Moving to Golden State was a safe bet for KD in 2016. After all, the Warriors had already earned the title in 2015 and retained its core of top players from that team. Steph Curry, Klay Thompson, and Draymond Green were a ’big three’ to be reckoned with regardless of the addition of Durant in 2016. Durant picked up championship rings with the Warriors in 2017 and 2018, and missed out on one in 2016. Interestingly enough, the Warriors’ 2016 finals loss is attributed to Draymond Green’s absence (suspended for game five of the finals series).

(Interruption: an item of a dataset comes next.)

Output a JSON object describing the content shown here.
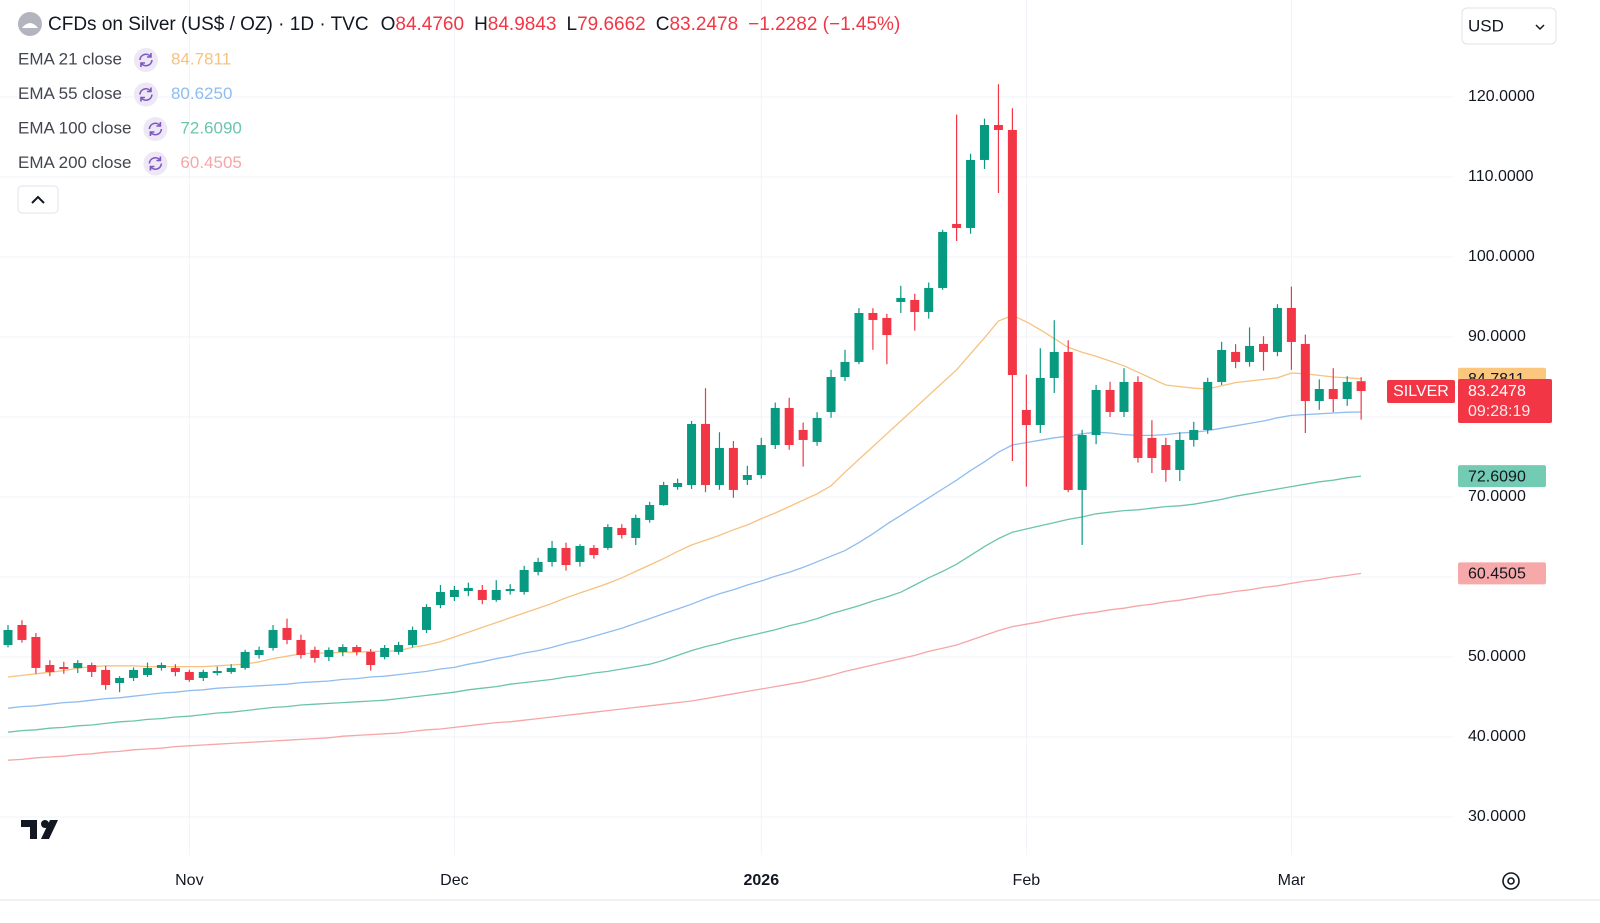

Since then, KD went on to the Brooklyn Nets in 2019 to unite with Kyrie Irving, another franchise hopping trainwreck. KD’s attempt at assembling a superteam in Brooklyn went off the tracks in 2020 adding James Hardin to the mix. Surely a Durant, Irving, Hardin superteam would result in the Nets regularly competing for titles, right? All three players individually are super, but Nets’ management forgot about the team component with this squad. Having these three selfish players all on the same team resulted in the spontaneous combustion of the Brooklyn Nets. Winning seasons in 20-21 and 21-22 with prompt playoff departures were all that the Nets could answer for their investment in these three attention hungry players.
Now KD wants respect; he’s attempting to earn it in the court of public opinion. KD’s social media posts and interviews have demonstrated his selfish mindset which clearly does not mesh with the needs of the teams he plays for. His efforts to convince the NBA and its fans that he deserves respect are backfiring horribly.
KD recently stated that while this year’s 2022 Warriors team (sans Durant) was capable of winning the title without him, the 2017 and 2018 Warriors titles would not have been had if KD weren’t on those teams. Calling these comments petty would be a vast understatement. Of course we will never know if those teams would have won titles without KD, but here’s what we do know. The 2016 team (with KD on it) lost the title when Draymond Green was missing. Green actually has a better case for the ’if I weren’t on the team…’ argument than KD has, though he’s never made that case publicly.

While Green’s personality and antics are a handful, what Green understands that KD does not, is that it takes a cohesive TEAM to win a title. A superteam only works if that squad of top players can play as a TEAM. KD has not figured this out yet. Durant has now requested a trade from the Nets superteam that he configured himself. Evidently, playing with Kyrie Irving and James Hardin was not enough to catapult KD’s Nets to championship success. Without a doubt these guys are top notch individual players. However, they are selfish headcases who have long since forgotten that it takes teamwork and practice to become a championship caliber unit.
Kevin Durant is in the upper echelon of the best players of his generation. Sometime this summer, Durant will likely assemble another superteam (there are rumblings that he may try to stay with Kyrie Irving when heading to the next team), and he may even win another title. Regardless, he has cemented his legacy not as a great player or winner of multiple championships but instead as a whiney spoiled star whose attitude is more suited for an individual sport. KD should have taken up elite level swimming instead. He could have done all of the complaining he wanted underwater, and the rest of us would not have had to listen to it.

Aretha Franklin’s famous song “Respect” sings the tune of a woman warning a man that if she doesn’t get his respect, he will come home one day and see that she is gone for good. Throughout his career, Kevin Durant has sung the same song to the franchises he has hopped to, only to leave them to pick up the pieces after raiding their financial coffers. Mostly though, his departures have done big favors for the franchises he has left. While Durant brings great individual play, he also brings big headaches to the squads he plays for; the Nets migraine will be over later on this summer for sure. He would be better off letting his game play earn respect, rather than asking for it in the form of disrespectful social media posts and passive aggressive interviews. The Queen of Soul is turning in her grave as Kevin Durant sings in woeful karaoke of her timeless anthem.